5 terminators- 5 x thunder hammer, ss, CML
5 terminators- 5 x thunder hammer and ss
5 terminators 5x lighting claws.CML
5 terminators 5x lighting claws
5 terminators assault cannon, chain fist
5 terminators assault cannon, chain fist
5 terminators assault cannon, chain fist
5 terminators assault cannon chain fist
spartan assault tank
ive not done much with most them as i wanna see how the new dex fits and layout so i can either put them into 10man squads or not and weapons will prob change , bring on the plasma cannons yay lol
ive just ordered 3 new deathwing boxes and belial

tactical squad-PF, ML,FL
tactical squad-PP,PG,PC
tactical squad-PC,PG
tactical squad-PC,PG
10 man dev squad-PC,ML,MM,LC
RAZORBACK
just ordered asmodai 

9x dark vengance ravenwing bikes , only 3 built as i ordered a box to convert some
also ordered a talon, the new landspeeder and a old one aswell

so this armys gonna be huge once im finished with it , heres some pics the finished units


----------



## abitterbuffalo (May 7, 2009)

Some inspiring work, there!
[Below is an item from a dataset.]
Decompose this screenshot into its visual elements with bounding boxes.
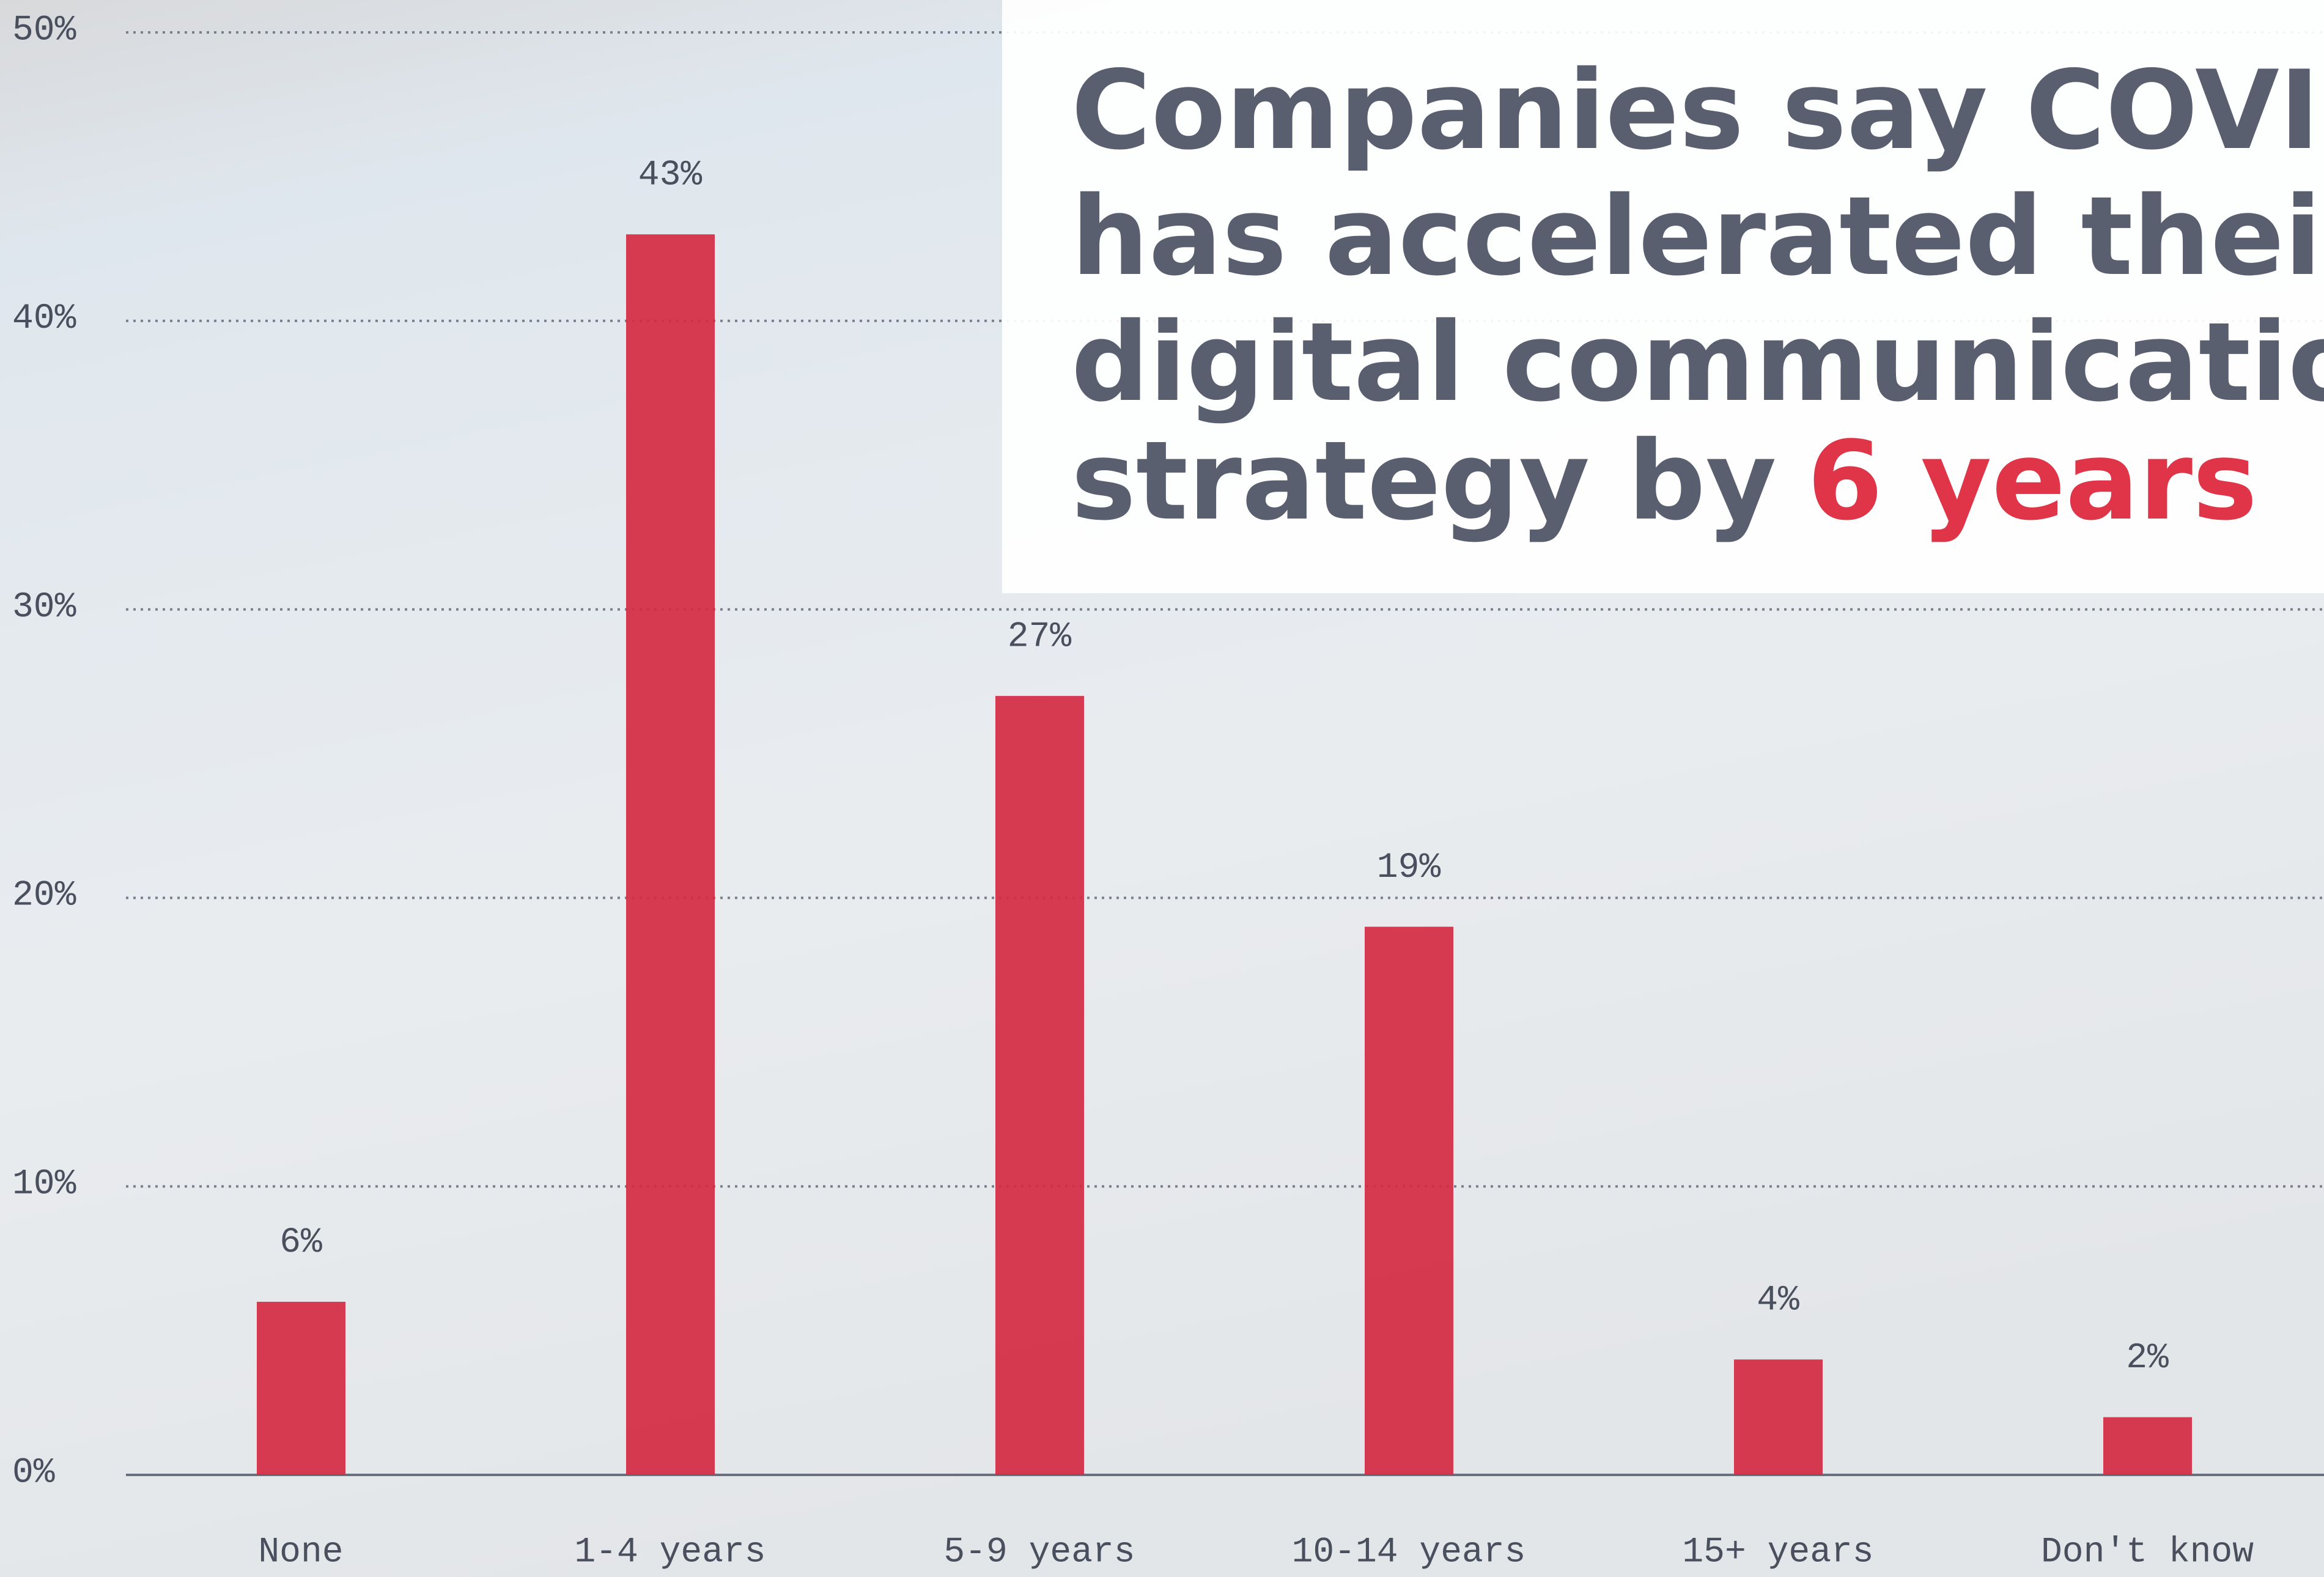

I went halves on the DV set with a friend, taking all the Dark Angels models. I really like how clean your painting is, did you use washes or dry brushes on the terminators to get the bone color armor? Could you actually give a run down of how you went about painting them, please?


----------



## Old Man78 (Nov 3, 2011)

great painting have a bit of rep lad, love how you have done the spartan!


----------



## kickboxerdog (Jun 2, 2011)

abitterbuffalo said:


> Some inspiring work, there! I went halves on the DV set with a friend, taking all the Dark Angels models. I really like how clean your painting is, did you use washes or dry brushes on the terminators to get the bone color armor? Could you actually give a run down of how you went about painting them, please?


hi it really a simple process i use for the terminators

base coat- rakarth flesh
heavy dry brush-ushabti bone
wash the recesses with seraphim sepia
layer on ushabi bone where wash has got messy
the highlight with white

this doest take long at all ands easy to use to do batches of models, after i finish painting i use a small bit of spounge to add battle damage to the armour using scortched brown


----------



## abitterbuffalo (May 7, 2009)

Thanks! Will have to give this a try...


----------



## Matcap (Aug 23, 2012)

Very nice work on the deathwing. I'm experimenting with the same colours now, only taking a wetblending and zenithal highlighting approach.. It takes ages to finish a mini though, so might try your style. Have some rep ;-)


----------



## kickboxerdog (Jun 2, 2011)

cheers it qute a simple but effective way i think, im currently considering selling the spartan to get a few land raiders into the force instead


----------